1 - Iconi se réconciliera par la SEULE volonté de ses habitants

2- Mkazi, qui abrite les réunions des notables du Bambao qui œuvrent à la réconciliation inter-iconienne, sera accusée, lorsque celle-ci sera réalisée, d’avoir voulu marginaliser la ville sœur d’Iconi.

La première prédiction s’est réalisée. N’étant pas arrachée au forceps et sans pression aucune, une réconciliation réalisée en dehors de l’intervention d’une partie tierce est plus sincère et donc plus solide. Je m’en réjouis donc. Cette réconciliation fut célébrée en grandes pompes à Iconi en présence de la fine fleur de la notabilité de Ngazidja et en l’absence remarquée des notables du Bambao. Pourquoi cette absence ? Ces derniers ont-ils boudé cette cérémonie ? Ont-ils été tenus délibérément à l’écart des heureuses retrouvailles entre les fils de la capitale historique du Bambao ? Je n’ai aucune réponse à ces questions.

« Vérité de l’Histoire »

Les notables de Ngazidja ont au cours de cette cérémonie confirmé la ville d’Iconi comme capitale du Bambao, un statut qui n’a JAMAIS été contesté par aucune localité du Bambao. Ils ont par ailleurs déclaré Iconi, capitale du Ngazidja, ce qui devrait être un motif de fierté pour la région de Bambao. Quelques jours plus tard, les notables du Bambao invitent leurs homologues de Moroni dans une réunion à l’issue de laquelle ils proclament Moroni, capitale du Bambao et du Ngazidja.

Le Anda na Mila est un sujet qui exige beaucoup de doigté pour prévenir les susceptibilités des uns et des autres et pour préserver les règles de préséance. Je ne me prononcerai pas sur ce sujet car je n’ai ni la légitimité ni les compétences pour m’aventurer sur ce terrain mouvant. Mon intervention portera plutôt sur l’aspect politique de cette crise qui affecte le BAMBAO.

« Et si l’on parle ? »

Deux des clans les plus influents de Mkazi, Igna Roumé et Igna Moilimou de Kandzilé revendiquent avec fierté leurs origines iconiennes. On ne peut donc raisonnablement imaginer une volonté de marginalisation d’Iconi par Mkazi. Par ailleurs, seuls des esprits sataniques pourraient être tentés de monter Moroni contre Iconi. Pour ceux qui ne le savent pas, les liens familiaux entre Moroniens et Iconiens sont tellement forts que les deux villes valident de toute éternité les grands-mariages accomplis entre Iconiens et Moroniennes et entre Moroniens et Iconiennes. Que l’on me cite d’autres localités du BAMBAO où pareils échanges sont admis !
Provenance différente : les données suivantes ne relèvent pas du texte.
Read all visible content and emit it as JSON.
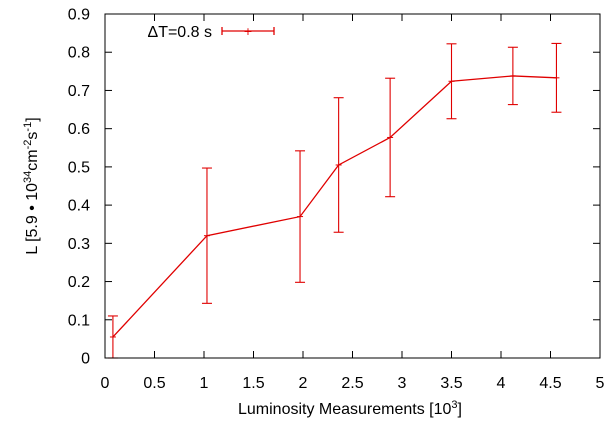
{
  "chart_data": {
    "type": "line",
    "title": "",
    "xlabel": "Luminosity Measurements [10",
    "xlabel_exp": "3",
    "xlabel_end": "]",
    "ylabel_parts": {
      "prefix": "L [5.9 • 10",
      "exp1": "34",
      "mid": "cm",
      "exp2": "-2",
      "mid2": "s",
      "exp3": "-1",
      "suffix": "]"
    },
    "xlim": [
      0,
      5
    ],
    "ylim": [
      0,
      0.9
    ],
    "xticks": [
      "0",
      "0.5",
      "1",
      "1.5",
      "2",
      "2.5",
      "3",
      "3.5",
      "4",
      "4.5",
      "5"
    ],
    "yticks": [
      "0",
      "0.1",
      "0.2",
      "0.3",
      "0.4",
      "0.5",
      "0.6",
      "0.7",
      "0.8",
      "0.9"
    ],
    "legend_position": "top-left",
    "grid": false,
    "series": [
      {
        "name": "ΔT=0.8 s",
        "color": "#e00000",
        "x": [
          0.08,
          1.03,
          1.97,
          2.36,
          2.88,
          3.5,
          4.12,
          4.56
        ],
        "y": [
          0.055,
          0.32,
          0.37,
          0.505,
          0.577,
          0.724,
          0.738,
          0.733
        ],
        "err": [
          0.055,
          0.177,
          0.172,
          0.176,
          0.155,
          0.098,
          0.075,
          0.09
        ]
      }
    ]
  }
}
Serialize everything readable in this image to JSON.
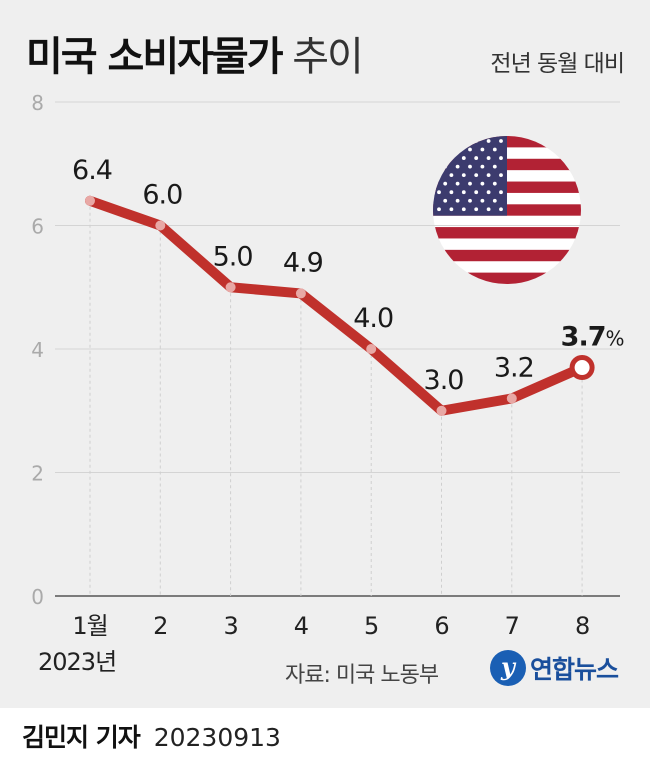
{
  "header": {
    "title_bold": "미국 소비자물가",
    "title_light": "추이",
    "subtitle": "전년 동월 대비"
  },
  "chart_data": {
    "type": "line",
    "title": "미국 소비자물가 추이",
    "subtitle": "전년 동월 대비",
    "categories": [
      "1월",
      "2",
      "3",
      "4",
      "5",
      "6",
      "7",
      "8"
    ],
    "x_sublabel": "2023년",
    "values": [
      6.4,
      6.0,
      5.0,
      4.9,
      4.0,
      3.0,
      3.2,
      3.7
    ],
    "value_labels": [
      "6.4",
      "6.0",
      "5.0",
      "4.9",
      "4.0",
      "3.0",
      "3.2",
      "3.7"
    ],
    "last_unit": "%",
    "y_ticks": [
      "0",
      "2",
      "4",
      "6",
      "8"
    ],
    "ylim": [
      0,
      8
    ],
    "grid": true,
    "line_color": "#c0312c"
  },
  "footer": {
    "source": "자료: 미국 노동부",
    "logo_text": "연합뉴스",
    "byline_name": "김민지 기자",
    "byline_date": "20230913"
  }
}
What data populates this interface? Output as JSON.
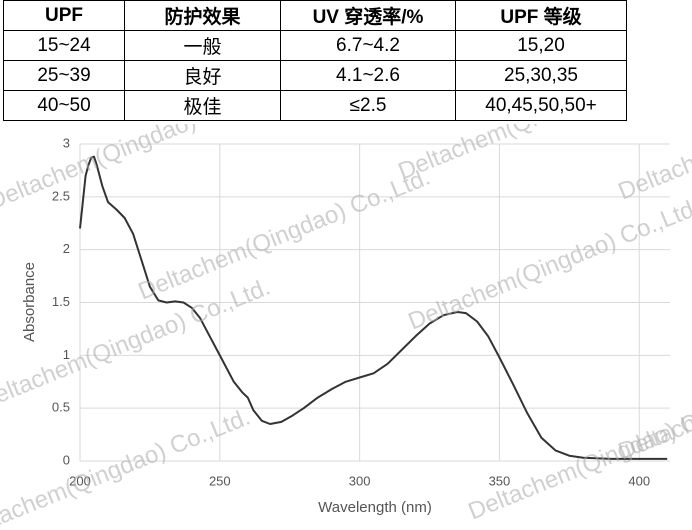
{
  "table": {
    "header": [
      "UPF",
      "防护效果",
      "UV 穿透率/%",
      "UPF 等级"
    ],
    "rows": [
      [
        "15~24",
        "一般",
        "6.7~4.2",
        "15,20"
      ],
      [
        "25~39",
        "良好",
        "4.1~2.6",
        "25,30,35"
      ],
      [
        "40~50",
        "极佳",
        "≤2.5",
        "40,45,50,50+"
      ]
    ]
  },
  "chart_data": {
    "type": "line",
    "xlabel": "Wavelength (nm)",
    "ylabel": "Absorbance",
    "color": "#333333",
    "grid": true,
    "xlim": [
      200,
      411
    ],
    "ylim": [
      0,
      3
    ],
    "xticks": [
      200,
      250,
      300,
      350,
      400
    ],
    "yticks": [
      0,
      0.5,
      1,
      1.5,
      2,
      2.5,
      3
    ],
    "x": [
      200,
      201,
      202,
      203,
      204,
      205,
      206,
      207,
      208,
      210,
      213,
      216,
      219,
      222,
      225,
      228,
      231,
      234,
      237,
      240,
      243,
      246,
      249,
      252,
      255,
      258,
      260,
      262,
      265,
      268,
      272,
      276,
      280,
      285,
      290,
      295,
      300,
      305,
      310,
      315,
      320,
      325,
      330,
      335,
      338,
      342,
      346,
      350,
      355,
      360,
      365,
      370,
      375,
      380,
      390,
      400,
      410
    ],
    "values": [
      2.2,
      2.45,
      2.7,
      2.8,
      2.87,
      2.88,
      2.8,
      2.7,
      2.6,
      2.45,
      2.38,
      2.3,
      2.15,
      1.9,
      1.65,
      1.52,
      1.5,
      1.51,
      1.5,
      1.45,
      1.35,
      1.2,
      1.05,
      0.9,
      0.75,
      0.65,
      0.6,
      0.48,
      0.38,
      0.35,
      0.37,
      0.43,
      0.5,
      0.6,
      0.68,
      0.75,
      0.79,
      0.83,
      0.92,
      1.05,
      1.18,
      1.3,
      1.38,
      1.41,
      1.4,
      1.32,
      1.18,
      0.98,
      0.72,
      0.45,
      0.22,
      0.1,
      0.05,
      0.03,
      0.02,
      0.02,
      0.02
    ]
  },
  "watermark": "Deltachem(Qingdao) Co.,Ltd."
}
« Iconi est la capitale historique du Bambao.»

Y ont régné des souverains originaires soit d’Iconi soit de Moroni. Iconi affrontait courageusement les envahisseurs malgaches et avait payé le prix fort. Sa population avait été décimée. Elle n’avait comme rempart que ses Hamadi. Le Sultan Saïd Ali transféra le centre du pouvoir politique à Moroni, parait-il, pour des raisons stratégiques. Moroni était, par ses murailles, plus facile à défendre contre les incursions malgaches qu’Iconi. Après avoir unifié l’île sous son autorité, le Sultan Saïd Ali fit de Moroni la capitale de Ngazidja. Cette dernière deviendra chef lieu des 4 îles de l’archipel des Comores en 1958 suite à un vote de l’assemblée territoriale. Notre constitution, en son article 2, confirme Moroni comme capitale des Comores indépendantes. Les changements successifs du statut politique de Moroni n’ont jamais conduit à une remise en cause du statut d’Iconi en tant que capitale coutumière du Bambao.

Une décision des notables qui élèverait Iconi au rang de capitale coutumière de Ngazidja devrait ravir toute la région de Bambao au lieu de cela, certains n’ont trouvé mieux que de proclamer Moroni capitale du Bambao ! Une telle prise de position abracadabrantesque (le mot est de Jacques CHIRAC) aurait des conséquences politiques néfastes pour toute la région y compris pour Moroni. Cette dernière est confirmée par l’article 2 de notre constitution comme capitale des Comores. Rien n’est pourtant gagné en cette période de fièvre séparatiste.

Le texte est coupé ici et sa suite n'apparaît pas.